In ricordo di una diva che ha segnato un’epoca con la sua bellezza e  in omaggio alla Spagna, il Paese lontano che le ha consentito di recuperare la sua identità di donna, dedichiamo questa “Paella” ricca di colori e densa di sapori, dentro la quale si può sempre ritrovare la gioia e il senso della vita.

PAELLA ALLA VALENCIANA

INGREDIENTI per 4 persone: 300 grammi di riso, 2 salsicce, 3 cosce di pollo (fuselli), 100 grammi di lonza di maiale, 300 grammi di cozze, 2 calamari, 300 grammi di gamberi, 4 scampi, 150 grammi di piselli piccolissimi e dolci, 2 peperoni, 100 ml di vino bianco, 500 ml di brodo di carne, 1 cipolla e 1/2, 1 spicchio di aglio, 1 cucchiaino di paprika, 1 bustina di zafferano, olio extra vergine di oliva q. b.,prezzemolo alcune foglie.

PREPARAZIONE: in una casseruolina  scaldate un po’ di olio extra vergine di oliva con qualche anello di cipolla, aggiungete i piselli, il prezzemolo e copriteli con l’acqua, facendoli cuocere per non più di 5 minuti.
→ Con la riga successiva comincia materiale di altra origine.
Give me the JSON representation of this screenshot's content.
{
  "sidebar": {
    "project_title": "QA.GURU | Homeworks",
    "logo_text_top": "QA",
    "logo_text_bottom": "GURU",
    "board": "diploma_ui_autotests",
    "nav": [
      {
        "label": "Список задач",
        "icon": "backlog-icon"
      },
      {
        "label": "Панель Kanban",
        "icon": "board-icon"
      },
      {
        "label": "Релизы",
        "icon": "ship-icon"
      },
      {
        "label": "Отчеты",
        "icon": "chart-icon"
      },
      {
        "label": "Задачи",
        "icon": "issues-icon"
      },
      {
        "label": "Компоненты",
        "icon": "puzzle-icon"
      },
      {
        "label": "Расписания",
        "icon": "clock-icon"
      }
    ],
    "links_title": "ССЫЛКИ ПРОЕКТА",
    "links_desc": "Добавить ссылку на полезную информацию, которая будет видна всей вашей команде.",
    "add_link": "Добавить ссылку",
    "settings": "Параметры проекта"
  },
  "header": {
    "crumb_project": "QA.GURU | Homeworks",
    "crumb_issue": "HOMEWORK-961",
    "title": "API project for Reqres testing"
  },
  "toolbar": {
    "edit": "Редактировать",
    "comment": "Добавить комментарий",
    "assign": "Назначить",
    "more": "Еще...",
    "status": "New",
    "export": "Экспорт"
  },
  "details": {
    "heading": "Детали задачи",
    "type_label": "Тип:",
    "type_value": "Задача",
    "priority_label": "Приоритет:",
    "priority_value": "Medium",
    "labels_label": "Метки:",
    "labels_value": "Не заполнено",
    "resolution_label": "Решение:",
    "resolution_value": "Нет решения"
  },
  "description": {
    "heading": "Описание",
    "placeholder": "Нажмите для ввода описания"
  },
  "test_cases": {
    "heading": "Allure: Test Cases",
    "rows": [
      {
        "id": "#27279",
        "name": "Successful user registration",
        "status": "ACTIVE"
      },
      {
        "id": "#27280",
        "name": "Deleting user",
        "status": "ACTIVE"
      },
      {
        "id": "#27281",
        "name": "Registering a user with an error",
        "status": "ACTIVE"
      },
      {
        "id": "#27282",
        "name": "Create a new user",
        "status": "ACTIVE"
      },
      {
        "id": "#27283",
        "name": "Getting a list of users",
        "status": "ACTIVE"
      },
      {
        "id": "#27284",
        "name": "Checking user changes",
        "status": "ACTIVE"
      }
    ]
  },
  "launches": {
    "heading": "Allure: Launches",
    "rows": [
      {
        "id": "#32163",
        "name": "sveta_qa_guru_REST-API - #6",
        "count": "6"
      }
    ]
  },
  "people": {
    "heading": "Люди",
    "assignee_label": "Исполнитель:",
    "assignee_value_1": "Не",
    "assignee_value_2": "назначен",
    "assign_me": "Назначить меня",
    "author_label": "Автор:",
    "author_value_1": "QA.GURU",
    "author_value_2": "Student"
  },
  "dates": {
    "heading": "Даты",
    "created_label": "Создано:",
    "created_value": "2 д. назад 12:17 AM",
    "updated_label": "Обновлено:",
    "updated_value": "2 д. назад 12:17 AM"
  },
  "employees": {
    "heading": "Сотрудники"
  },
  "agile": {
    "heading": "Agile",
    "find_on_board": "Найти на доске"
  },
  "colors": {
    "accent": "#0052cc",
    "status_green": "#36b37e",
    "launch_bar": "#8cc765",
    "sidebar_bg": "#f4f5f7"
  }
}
Arrostite i peperoni su una griglia, poi spellarli e togliere torsolo e semi, riducendoli a strisce e tenendoli da parte.

Nell’apposita padella di ferro,”la Paellera”, fate appassire la cipolla affettata con qualche cucchiaio di olio extra vergine di oliva, aggiungete i fuselli di pollo e fateli rosolare 10 minuti circa, sfumando a metà cottura con la metà del vino bianco. Una volta rosolati,teneteli da parte. Nella stessa paellera aggiungete la salsiccia sbriciolata, la lonza tagliata a pezzetti e la paprika. Fate cuocere 5 minuti sfumando la carne con il resto del vino.
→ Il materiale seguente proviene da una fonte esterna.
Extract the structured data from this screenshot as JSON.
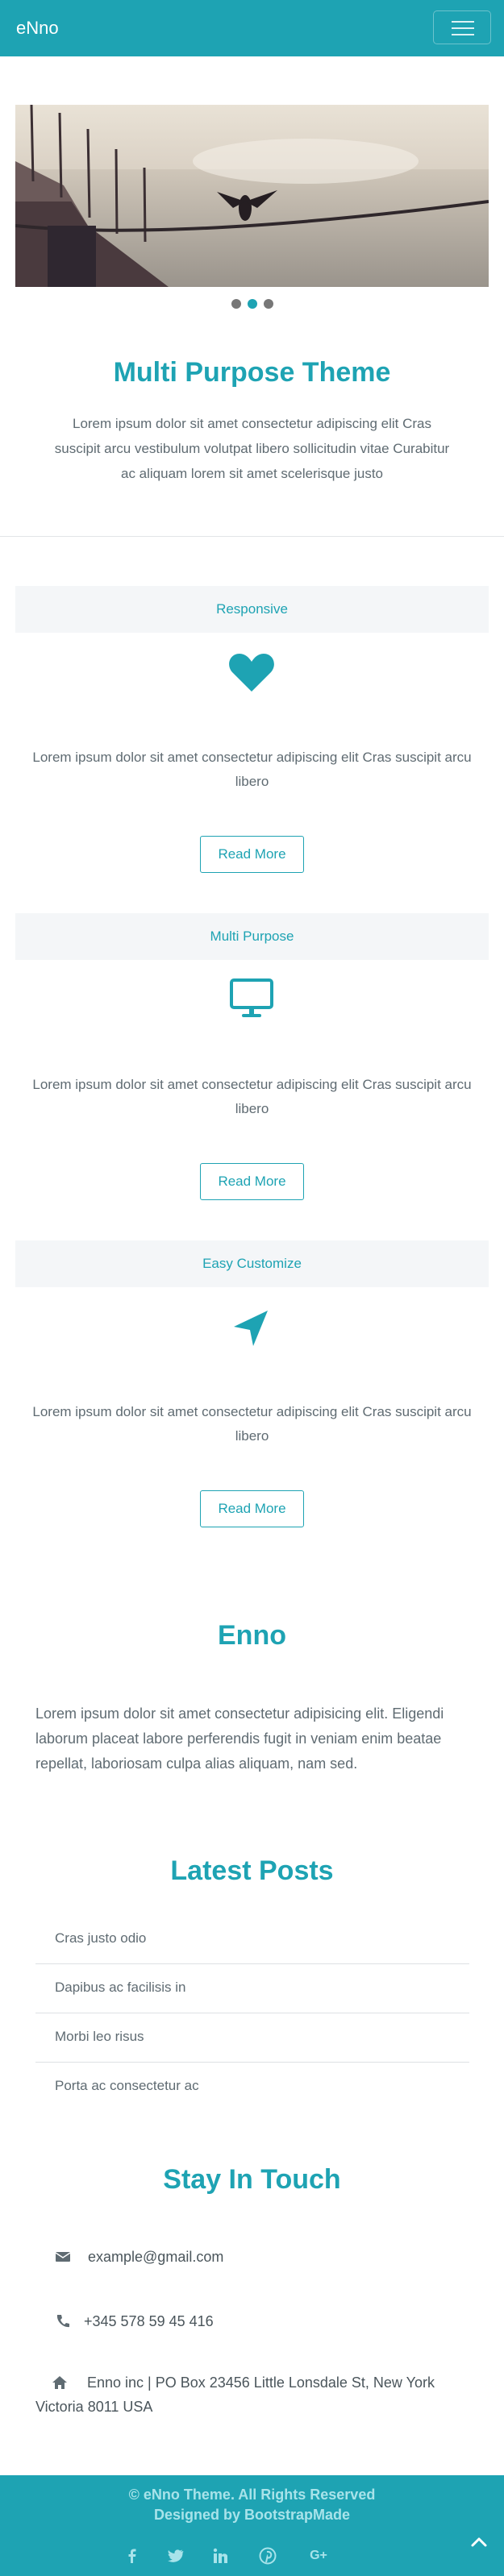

Eliminate la pelle ai fuselli di pollo e riduceteli a grossi pezzi, quindi aggiungeteli al resto delle carni. Aggiungete i piselli ,scolati della loro acqua, i peperoni, aggiustate di sale e terminate la cottura.

Mentre le carni terminano la  loro cottura, pulite i calamari e sgusciate i gamberi. In un altra padella fate soffriggere uno spicchio d’aglio nell’olio extra vergine di oliva e, appena raggiunto il colore madreperlaceo, aggiungete i calamari tagliati ad anelli, i gamberi e fateli cuocere per 3 – 4 minuti.
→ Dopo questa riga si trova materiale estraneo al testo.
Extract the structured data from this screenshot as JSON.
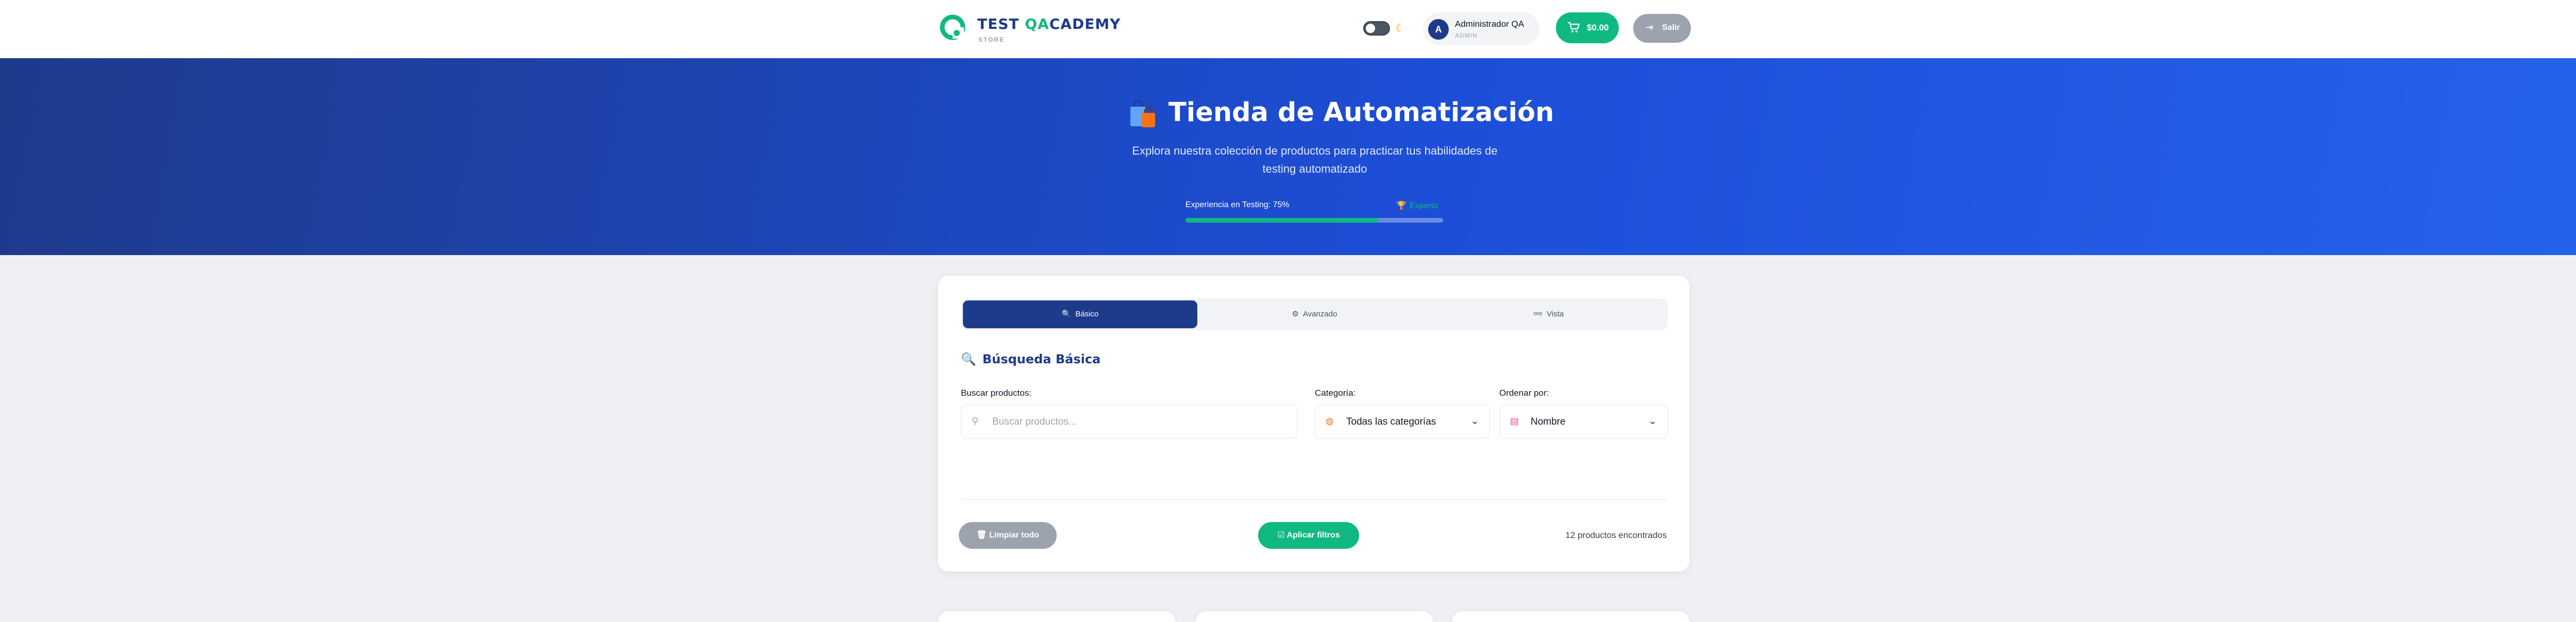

Nel brodo di carne messo a scaldare in una pentola aggiungete la bustina di zafferano e accendete il forno per portarlo alla temperatura di 180°C.

Versate nella paellera calamari e gamberi con il sugo di cottura e mescolate. Aggiungete il riso e coprite con il brodo. Disponete gli scampi sulla paelleraa in modo da formare decorazione, coprite con la carta argentata e infornate per circa 20 minuti,il tempo cioè di cottura del riso.

Durante la cottura pulite le cozze  togliendo le incrostazioni e fate aprire le valve su fiamma viva, in una padella dove avrete aggiunto dell’acqua. Scaduti i 20 minuti estraete la paellera dal forno e se c’è ancora liquido del brodo fatelo ritirare sul fornello a fiamma alta.

Servite la Paella  portando direttamente a tavola il recipiente di cottura e  completate la guarnizione  con cozze e fette di limone.